Somewhere Outside Sacramento
College, 1998. I went with my new college BFFs to Sacramento to visit my aunt and uncle for spring break. We drank fresh orange juice on the terrace and smoked cigars at night. Madonna’s Ray of Light album had been released. We listened to that single on blast, over and over and over in our rented pick-up truck, flying down Interstate 5. I still remember Nellie’s blonde hair whipping and I remember Scott just laughing.
Denver and Boulder, CO
I flew in to visit my high school girlfriend. I remember coming up out of the bowl of Denver and how the whole place seemed dove gray, steely. Then on into Boulder and the rolling green of it all. The air was better than anyplace I had ever been.
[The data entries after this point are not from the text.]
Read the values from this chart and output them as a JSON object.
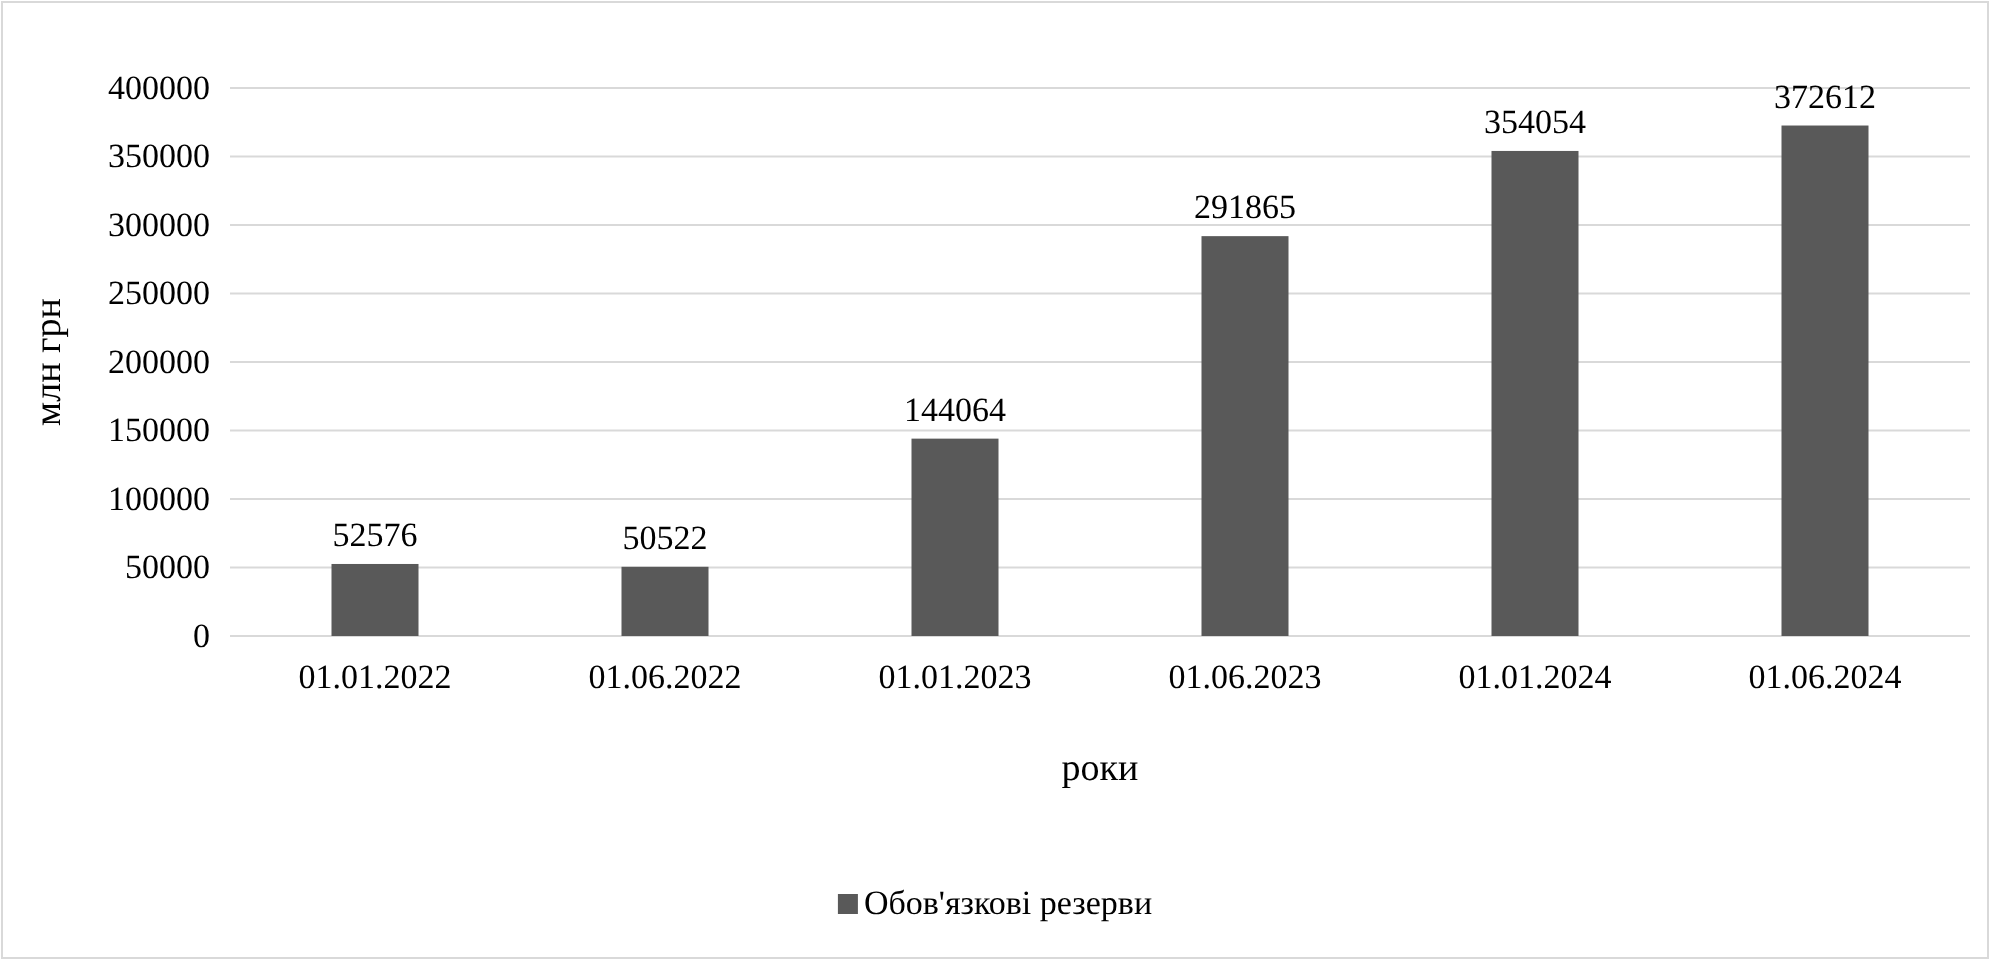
{
  "chart_data": {
    "type": "bar",
    "xlabel": "роки",
    "ylabel": "млн грн",
    "categories": [
      "01.01.2022",
      "01.06.2022",
      "01.01.2023",
      "01.06.2023",
      "01.01.2024",
      "01.06.2024"
    ],
    "series": [
      {
        "name": "Обов'язкові резерви",
        "color": "#595959",
        "values": [
          52576,
          50522,
          144064,
          291865,
          354054,
          372612
        ]
      }
    ],
    "ylim": [
      0,
      400000
    ],
    "yticks": [
      0,
      50000,
      100000,
      150000,
      200000,
      250000,
      300000,
      350000,
      400000
    ],
    "grid": "y",
    "data_labels": true,
    "legend": "bottom"
  }
}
See ya later, cactus-gator.
:: plane takes off ::
Christa Quilts
Ha ha! I’m from Las Vegas and the reason it’s hard to like the desert is because it’s just ugly here! We need lots of green to spruce it up. But you can’t beat the weather, LOL!
Cruz
Thank you to this ode to the West, where I have lived since the age of five!
Coley
I actually had a lucky break with flight cancellations last year. I have no idea why, but for some reason it’s always cheaper to fly out of Milwaukee than Chicago. In fact, they often fly you from Milwaukee to Chicago and then Chicago to your final destination. Incredibly pointless for people like myself who live halfway between the two. At any rate, my flight from Chicago to Milwaukee got cancelled, but they actually offered me a ticket on a coach bus to get to Milwaukee. The best part: the coach stopped in Kenosha, so instead of driving all the way to Milwaukee and back, my dad could pick me up at the Brat Stop. The other people on my flight going to a medical conference in Milwaukee were pissed, but I was happy.